If I had a choice of joining either organisation (TA or ANG). I'd pick ANG nearly everytime: better equipment, better role, better employer/employee support?, mobilised with ur mates, better family support?

Recruit training lasts a lot longer but I'm not sure if it makes the basic ANG soldier better then the TA equivalent.
 
#17
"If I had a choice of joining either organisation (TA or ANG).
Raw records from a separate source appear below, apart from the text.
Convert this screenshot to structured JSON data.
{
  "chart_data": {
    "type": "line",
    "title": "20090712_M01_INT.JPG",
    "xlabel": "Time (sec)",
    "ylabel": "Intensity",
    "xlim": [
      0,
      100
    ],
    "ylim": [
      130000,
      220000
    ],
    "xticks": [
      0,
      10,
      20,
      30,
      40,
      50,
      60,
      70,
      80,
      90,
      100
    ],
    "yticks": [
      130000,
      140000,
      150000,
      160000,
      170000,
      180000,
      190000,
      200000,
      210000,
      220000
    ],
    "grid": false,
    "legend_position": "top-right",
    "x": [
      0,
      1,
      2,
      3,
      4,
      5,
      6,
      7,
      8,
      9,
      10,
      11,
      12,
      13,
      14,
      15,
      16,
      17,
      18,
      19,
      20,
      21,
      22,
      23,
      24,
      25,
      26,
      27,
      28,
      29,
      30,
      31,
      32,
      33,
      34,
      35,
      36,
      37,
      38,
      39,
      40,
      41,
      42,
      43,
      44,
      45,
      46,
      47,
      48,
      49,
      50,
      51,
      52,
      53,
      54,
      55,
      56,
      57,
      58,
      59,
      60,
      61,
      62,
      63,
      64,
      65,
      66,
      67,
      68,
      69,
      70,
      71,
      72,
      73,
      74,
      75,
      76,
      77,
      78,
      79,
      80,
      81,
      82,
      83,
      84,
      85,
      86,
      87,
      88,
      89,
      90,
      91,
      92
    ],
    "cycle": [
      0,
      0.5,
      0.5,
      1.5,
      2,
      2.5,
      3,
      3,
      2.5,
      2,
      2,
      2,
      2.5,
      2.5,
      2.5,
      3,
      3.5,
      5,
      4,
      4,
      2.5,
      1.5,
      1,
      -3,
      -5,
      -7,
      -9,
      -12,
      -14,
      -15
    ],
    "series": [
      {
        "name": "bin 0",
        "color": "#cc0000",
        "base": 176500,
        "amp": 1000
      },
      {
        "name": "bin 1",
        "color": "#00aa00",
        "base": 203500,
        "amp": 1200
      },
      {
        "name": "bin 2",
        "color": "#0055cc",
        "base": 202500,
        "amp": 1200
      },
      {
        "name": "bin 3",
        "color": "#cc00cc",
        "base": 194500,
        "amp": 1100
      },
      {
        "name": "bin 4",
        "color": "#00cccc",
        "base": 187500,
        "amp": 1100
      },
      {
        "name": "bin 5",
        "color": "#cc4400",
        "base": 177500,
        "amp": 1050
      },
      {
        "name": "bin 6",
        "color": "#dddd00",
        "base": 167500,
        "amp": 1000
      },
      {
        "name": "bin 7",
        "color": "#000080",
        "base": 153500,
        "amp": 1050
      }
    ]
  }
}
I'd pick ANG nearly everytime: better equipment, better role, better employer/employee support?, mobilised with ur mates, better family support? "
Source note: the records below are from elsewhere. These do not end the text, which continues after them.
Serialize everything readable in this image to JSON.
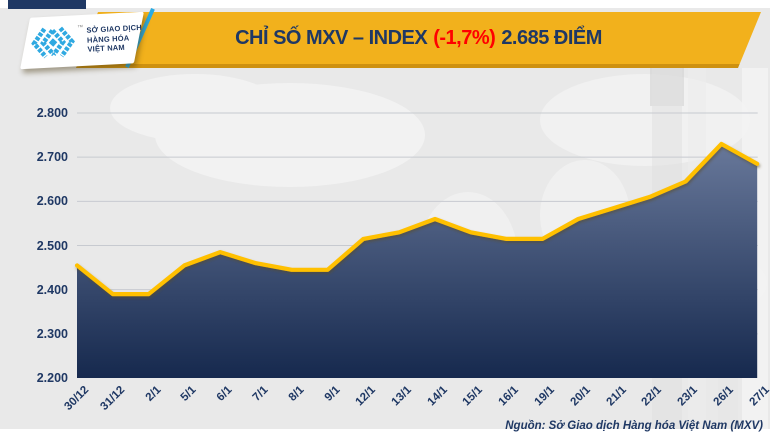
{
  "header": {
    "logo": {
      "icon": "mxv-chevrons",
      "icon_color": "#2FA9E1",
      "trademark": "™",
      "lines": [
        "SỞ GIAO DỊCH",
        "HÀNG HÓA",
        "VIỆT NAM"
      ],
      "text_color": "#1F3864"
    },
    "slash_color": "#29ABE2",
    "banner": {
      "bg": "#F2B11C",
      "bg_bottom_edge": "#CE9110",
      "title_prefix": "CHỈ SỐ MXV – INDEX",
      "title_change": "(-1,7%)",
      "title_suffix": "2.685 ĐIỂM",
      "text_color": "#1F3864",
      "change_color": "#FF0000"
    },
    "top_strip_color": "#1F3864"
  },
  "chart_data": {
    "type": "area",
    "title": "CHỈ SỐ MXV – INDEX (-1,7%) 2.685 ĐIỂM",
    "categories": [
      "30/12",
      "31/12",
      "2/1",
      "5/1",
      "6/1",
      "7/1",
      "8/1",
      "9/1",
      "12/1",
      "13/1",
      "14/1",
      "15/1",
      "16/1",
      "19/1",
      "20/1",
      "21/1",
      "22/1",
      "23/1",
      "26/1",
      "27/1"
    ],
    "values": [
      2455,
      2390,
      2390,
      2455,
      2485,
      2460,
      2445,
      2445,
      2515,
      2530,
      2560,
      2530,
      2515,
      2515,
      2560,
      2585,
      2610,
      2645,
      2730,
      2685
    ],
    "last_value": 2685,
    "change_pct": "-1,7%",
    "ylim": [
      2200,
      2800
    ],
    "ytick_step": 100,
    "ytick_labels": [
      "2.800",
      "2.700",
      "2.600",
      "2.500",
      "2.400",
      "2.300",
      "2.200"
    ],
    "xlabel": "",
    "ylabel": "",
    "grid": true,
    "legend": "none",
    "line_color": "#FFC000",
    "area_gradient_top": "#68789A",
    "area_gradient_bottom": "#16294E",
    "gridline_color": "#C7CAD0",
    "label_color": "#1F3864",
    "plot_background": "#E9E9E9"
  },
  "footer": {
    "source": "Nguồn: Sở Giao dịch Hàng hóa Việt Nam (MXV)"
  }
}
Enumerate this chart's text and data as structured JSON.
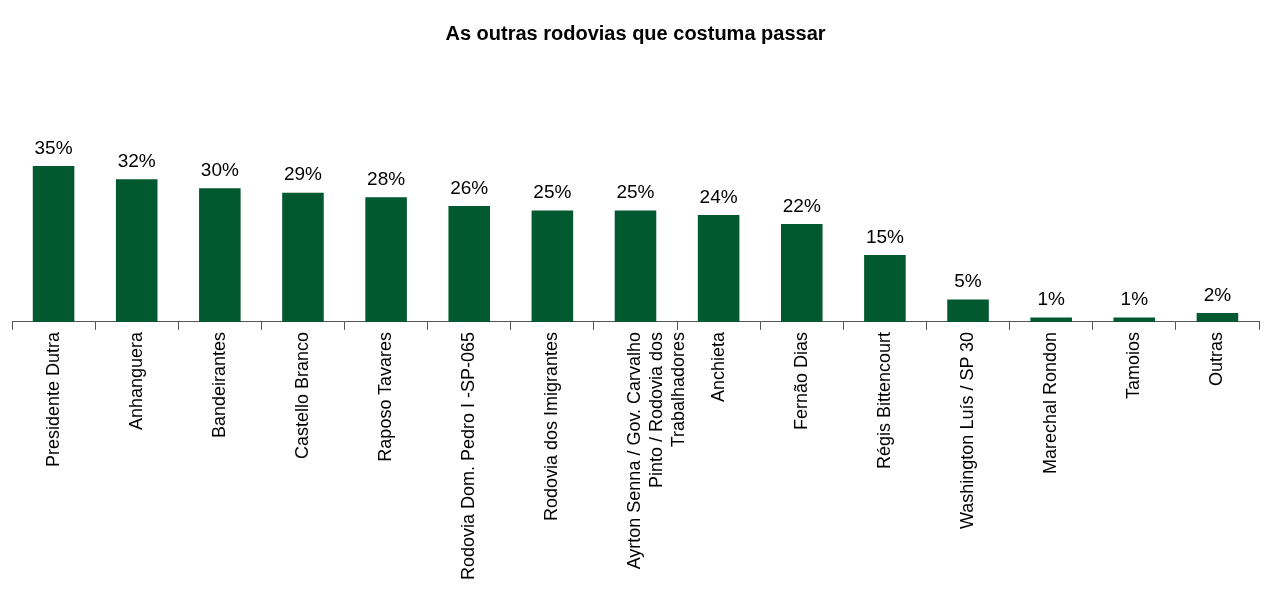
{
  "chart_data": {
    "type": "bar",
    "title": "As outras rodovias que costuma passar",
    "categories": [
      "Presidente Dutra",
      "Anhanguera",
      "Bandeirantes",
      "Castello Branco",
      "Raposo Tavares",
      "Rodovia Dom. Pedro I -SP-065",
      "Rodovia dos Imigrantes",
      "Ayrton Senna / Gov. Carvalho Pinto / Rodovia dos Trabalhadores",
      "Anchieta",
      "Fernão Dias",
      "Régis Bittencourt",
      "Washington Luís / SP 30",
      "Marechal Rondon",
      "Tamoios",
      "Outras"
    ],
    "values": [
      35,
      32,
      30,
      29,
      28,
      26,
      25,
      25,
      24,
      22,
      15,
      5,
      1,
      1,
      2
    ],
    "value_labels": [
      "35%",
      "32%",
      "30%",
      "29%",
      "28%",
      "26%",
      "25%",
      "25%",
      "24%",
      "22%",
      "15%",
      "5%",
      "1%",
      "1%",
      "2%"
    ],
    "color": "#03592f",
    "legend": false
  }
}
Hey, Polar, you missed out better REGULAR support too.
 
#18
stabtastic said:
Hey, Polar, you missed out better REGULAR support too.
That was in post number 1 :!:

Seriously, I wouldn't be happy to goto Iraq as the TA role stands, maybe when I was younger with no family, less experienced and with less rank but now my priorities are now so different.
Going to Iraq doing a job that someone from lower ranks could do, probably something menial/dull and worrying about family back home, it just doesn't add up.
I'm fine with my units main role (CCRF support), it gets the old grey matter going, regs leave us alone, makes me feel confident that TA can do the job, enjoy seeing everyone again, etc etc
Pity the Bde ex's are so few...
 
#19
I should have added, when I was in the Inf I was doing something very different to my normal job - after SDR I wasn't. Now I'm probably more experienced in my area than a lot of my regular counterparts.
 
#20
CCRF is bone. Complete waste of time. Just a sop to appease the press. If you relish this role become a retained firefighter or hobby-bobby instead.

TA Infantry in Iraq did have a combat role. Ask the lads in the defence of Cimic House in Al-Amarah in May 2004. Without showing out my unit also had a "challenging time" last year and I look forward to going again. Either back to the GIFA or anywhere else my country chooses to send me. I joined to soldier. I realise there are more than teeth arms in the army, but I'm just not interested....sorry!

Also Aunty Stella I've always maintained givers are not gay, just short on opportunity. Anything Ex is just that, yesterday's man, sad chuntering and stinking of p*ss.

Fuse set retire to a safe distance. Fi Mani Allah.